Bref venons-en aux questions et aux réponses …

Encore un petit préalable pour indiquer que le syndicat CFDT a publié le 11 mai une lettre à propos de la réforme de la sécurité sanitaire des aliments (SSA), «des questions (encore) sans réponses aux organisations syndicales et une lettre ouverte au ministre de l’Agriculture

Le syndicat FO quant à lui dénonce la délégation de service public des contrôles en remise directe et des plans de surveillance et de contrôles.

Voici le détail de ces 5 questions/réponses avec les commentaire du blog.

1/ Pourquoi une réforme maintenant ?

La réforme vise à rendre l’organisation de la police de la sécurité sanitaire des aliments (SSA) plus lisible et plus efficiente.
Dans la plupart des pays européens la sécurité sanitaire des aliments est pilotée par un seul organisme.
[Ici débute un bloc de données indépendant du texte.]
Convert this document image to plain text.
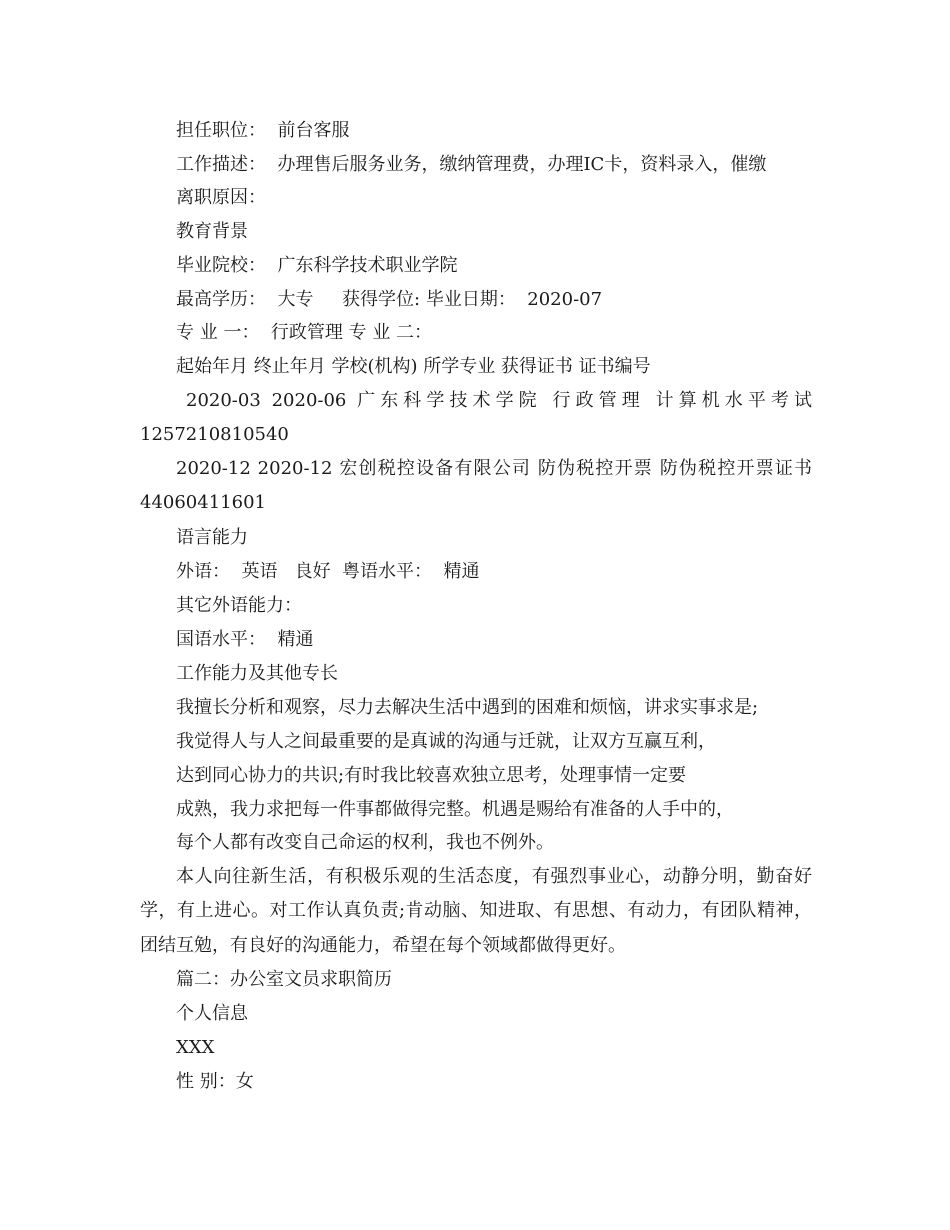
担任职位：  前台客服
工作描述：  办理售后服务业务，缴纳管理费，办理IC卡，资料录入，催缴
离职原因：
教育背景
毕业院校：  广东科学技术职业学院
最高学历：  大专     获得学位: 毕业日期：  2020-07
专 业 一：  行政管理 专 业 二：
起始年月 终止年月 学校(机构) 所学专业 获得证书 证书编号
2020-03 2020-06 广东科学技术学院 行政管理 计算机水平考试
1257210810540
2020-12 2020-12 宏创税控设备有限公司 防伪税控开票 防伪税控开票证书
44060411601
语言能力
外语：  英语   良好  粤语水平：  精通
其它外语能力：
国语水平：  精通
工作能力及其他专长
我擅长分析和观察，尽力去解决生活中遇到的困难和烦恼，讲求实事求是;
我觉得人与人之间最重要的是真诚的沟通与迁就，让双方互赢互利，
达到同心协力的共识;有时我比较喜欢独立思考，处理事情一定要
成熟，我力求把每一件事都做得完整。机遇是赐给有准备的人手中的，
每个人都有改变自己命运的权利，我也不例外。
本人向往新生活，有积极乐观的生活态度，有强烈事业心，动静分明，勤奋好
学，有上进心。对工作认真负责;肯动脑、知进取、有思想、有动力，有团队精神，
团结互勉，有良好的沟通能力，希望在每个领域都做得更好。
篇二：办公室文员求职简历
个人信息
XXX
性 别：女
Jusqu’ici, le schéma d’organisation français faisait exception avec l’intervention de plusieurs acteurs pour le contrôle des activités professionnelles du secteur alimentaire : la DGAL, rattachée au ministère en charge de l’agriculture, la DGCCRF, rattachée au ministère en charge de l’économie, et la Direction générale de la Santé (DGS), rattachée au ministère de la santé et de la prévention.

Commentaire

Le ministre de l’économie indiquait le 14 mai 2018, «La DGCCRF n’a plus les moyens d’assurer ses missions.» Dans ces conditions, on déshabille Pierre pour rhabiller Paul …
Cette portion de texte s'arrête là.